À première vue, l’histoire d’une fortune consacrant 636 000 $ à des manucures peut faire sourire. C’est d’ailleurs l’angle léger qu’a choisi un récent article de La Presse ayant suscité viralité et réactions. Mais sous l’humour se cache un symptôme inquiétant : la banalisation d’un fossé économique qui n’en finit plus de s’élargir. Ce genre d’anecdotes, devenues monnaie courante dans les sections « style de vie » des fortunes canadiennes, agit comme un miroir déformant d’un pays où, pendant qu’on compte en centaines de milliers les soins esthétiques, d’autres comptent en heures les files d’attente devant les banques alimentaires.
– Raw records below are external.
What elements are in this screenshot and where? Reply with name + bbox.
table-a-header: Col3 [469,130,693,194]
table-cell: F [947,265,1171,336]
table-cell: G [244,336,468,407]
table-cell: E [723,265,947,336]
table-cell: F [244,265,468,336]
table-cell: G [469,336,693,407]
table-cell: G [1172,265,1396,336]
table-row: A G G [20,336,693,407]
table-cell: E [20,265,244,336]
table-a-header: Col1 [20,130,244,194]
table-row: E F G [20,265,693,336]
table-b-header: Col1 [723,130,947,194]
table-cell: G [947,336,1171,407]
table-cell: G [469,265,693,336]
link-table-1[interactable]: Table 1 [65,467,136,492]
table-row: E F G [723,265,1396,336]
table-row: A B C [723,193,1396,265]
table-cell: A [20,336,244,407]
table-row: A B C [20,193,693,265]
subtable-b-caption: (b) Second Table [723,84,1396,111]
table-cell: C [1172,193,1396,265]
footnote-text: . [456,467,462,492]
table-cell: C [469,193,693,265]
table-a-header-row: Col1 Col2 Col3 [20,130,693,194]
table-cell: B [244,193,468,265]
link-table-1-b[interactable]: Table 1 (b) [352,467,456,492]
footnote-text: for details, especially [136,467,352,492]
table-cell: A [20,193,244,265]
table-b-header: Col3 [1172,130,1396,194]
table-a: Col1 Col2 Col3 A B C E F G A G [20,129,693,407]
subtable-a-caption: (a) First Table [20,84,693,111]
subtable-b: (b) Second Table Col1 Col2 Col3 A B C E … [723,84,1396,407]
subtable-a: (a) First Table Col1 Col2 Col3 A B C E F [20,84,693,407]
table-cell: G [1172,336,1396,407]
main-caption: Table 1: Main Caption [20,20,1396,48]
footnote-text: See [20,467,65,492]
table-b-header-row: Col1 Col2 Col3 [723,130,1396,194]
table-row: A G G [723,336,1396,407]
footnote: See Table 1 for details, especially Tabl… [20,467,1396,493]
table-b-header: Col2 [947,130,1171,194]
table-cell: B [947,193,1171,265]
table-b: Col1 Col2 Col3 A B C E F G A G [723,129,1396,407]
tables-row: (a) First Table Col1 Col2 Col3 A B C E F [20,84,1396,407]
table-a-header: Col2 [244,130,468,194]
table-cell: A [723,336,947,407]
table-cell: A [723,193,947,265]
Le contraste est cinglant lorsqu’on l’oppose aux données de Statistique Canada : en 2024, les 1 % les plus riches détenaient 25,7 % de la richesse nette du pays, pendant que les 40 % les plus pauvres possédaient collectivement à peine 1,6 %. Au Québec, les proportions sont similaires bien qu’un peu atténuées : près de 19 % du patrimoine net est concentré entre les mains de l’élite la plus nantie. Cette concentration s’est accentuée en même temps que le coût de la vie explosait, affectant surtout les ménages à revenu modeste. À l’opposé, les ultra-riches, eux, sont très bien protégés de l’inflation, multipliant placements, actifs à faible fiscalité et produits de luxe… incluant les soins de manucure hors norme.
Ce qui écorche dans ce récit n’est pas la dépense elle-même — après tout, chacun est libre de disposer de son argent — mais bien son effet de loupe sur les carences systémiques de notre économie. Chaque dollar consacré à l’extravagance pourrait rappeler un dollar manquant pour loger convenablement des familles, financer des soins en santé mentale ou améliorer l’accessibilité scolaire. Pendant ce temps, nos institutions publiques peinent à boucler leurs budgets. À Montréal, plus de 1000 personnes dorment dans la rue chaque soir, et les refuges débordent. Les listes d’attente pour les services sociaux atteignent des records. Devant ça, clinquantes, les factures esthético-luxueuses ne relèvent plus de l’anecdote : elles deviennent symboliquement violentes.
Les économistes parlent depuis longtemps d’« indécence économique » pour qualifier cette accumulation déconnectée de toute utilité sociale. Loin d’envier ces dépenses, une majorité de Canadiens les perçoit désormais comme un affront. Selon un sondage Angus Reid de mai 2025, 68 % des répondants considèrent que les ultra-riches contribuent trop peu à l’effort collectif. Et cette perception n’est pas anodine : elle alimente l’érosion de la confiance publique envers les élites économiques et politiques, un phénomène documenté à l’international. Moins cette confiance tient, plus notre cohésion collective se fragilise — et moins il devient possible de bâtir des consensus pour gérer les prochaines crises économiques et sociales.
Le scandale n’est pas dans la manucure à 500 $, mais dans le silence qu’elle assourdit : celui des besoins urgents restés sans réponse, des inégalités qui se creusent à l’abri du vernis, littéralement. L’enjeu, ici, n’est pas de pointer du doigt une personne mais d’interroger un système qui permet — et normalise — ces excès. Dans une économie saine, la richesse spectaculaire devrait susciter non pas l’envie, mais la responsabilité. Autrement, c’est la démocratie elle-même qui risque de s’écailler, couche par couche, comme un ongle mal entretenu sous une apparence brillante.